As of March 2024, the fastest official race lap records at the Autódromo Monterrey are listed as:

| Category | Time | Driver | Vehicle | Event |
Full Circuit (1986–present): 3.200 km (1.988 mi)
| Indy Lights | 1:05.161 | Waldemar Coronas | Lola T96/20 | 2000 1st Monterrey Fórmula de las Américas round |
| Stock car racing | 1:05.912 | Gerardo Nieto [es] | Chevrolet Camaro NASCAR | 2021 Monterrey NASCAR Mexico round |
| Formula Abarth | 1:07.815 | Pablo Sánchez | Tatuus FA010 | 2013 Monterrey Fórmula Panam round |
| Formula 3000 | 1:07.958 | Mario Domínguez | Lola T96/70 | 1997 Monterrey Mexican F3000 round |
| Formula Three | 1:08.861 | Eduardo Troconis | Reynard 933 | 1999 2nd Monterrey Mexican F3 round |
| Formula Renault 2.0 | 1:09.781 | Rudy Camarillo | Tatuus FR2000 | 2011 Monterrey LATAM Challenge round |
| Formula 4 | 1:10.887 | Axel Matus | Mygale M14-F4 | 2016 Monterrey NACAM F4 round |
| TCR Touring Car | 1:12.530 | Andrés Orea Jr. | Hyundai Elantra N TCR | 2024 Monterrey TCR Mexico Endurance round |
El Frijol Oval (1970–present): 1.600 km (0.994 mi)
| Stock car racing | 0:35.431 | Abraham Calderón | Ford Fusion NASCAR | 2022 Gran Premio Monterrey |
| Indy Lights | 0:36.192 | Waldemar Coronas | Lola T96/20 | 2000 2nd Monterrey Fórmula de las Américas round |
| Formula Three | 0:39.689 | José Antonio Ramos | Reynard 933 | 2000 2nd Monterrey Mexican F3 round |

==Fatalities==

American racer Ron Sheldon died in the 1971 Mexico 1000.

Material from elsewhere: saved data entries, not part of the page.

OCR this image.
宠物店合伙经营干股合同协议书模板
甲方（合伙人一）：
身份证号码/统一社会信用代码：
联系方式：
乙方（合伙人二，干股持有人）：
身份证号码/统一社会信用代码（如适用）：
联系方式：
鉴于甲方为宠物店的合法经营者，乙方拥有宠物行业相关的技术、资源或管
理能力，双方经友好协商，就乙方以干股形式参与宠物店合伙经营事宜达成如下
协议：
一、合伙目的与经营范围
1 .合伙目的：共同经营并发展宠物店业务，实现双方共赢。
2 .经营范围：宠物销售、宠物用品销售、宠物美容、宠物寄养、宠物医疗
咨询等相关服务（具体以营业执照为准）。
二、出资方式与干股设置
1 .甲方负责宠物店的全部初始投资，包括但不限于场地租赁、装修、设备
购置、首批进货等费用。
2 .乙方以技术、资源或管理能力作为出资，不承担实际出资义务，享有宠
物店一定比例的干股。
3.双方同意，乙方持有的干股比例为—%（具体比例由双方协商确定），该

In 1993, running in Formula 2, Marco Magaña was hit by a rock in the head. He died instantaneously. A spectator died in the same accident.

In the inaugural season of Desafío Corona, now NASCAR Corona Series, Marcelo Nuñez avoiding an incident hit the wall in turn 1 creating a cloud of dust blocking the view of incoming drivers. Then, Rafael Vallina hit Nuñez's car in the right side. Nuñez had several injuries including perforation of lung, and died 8 days later in the Muguerza hospital.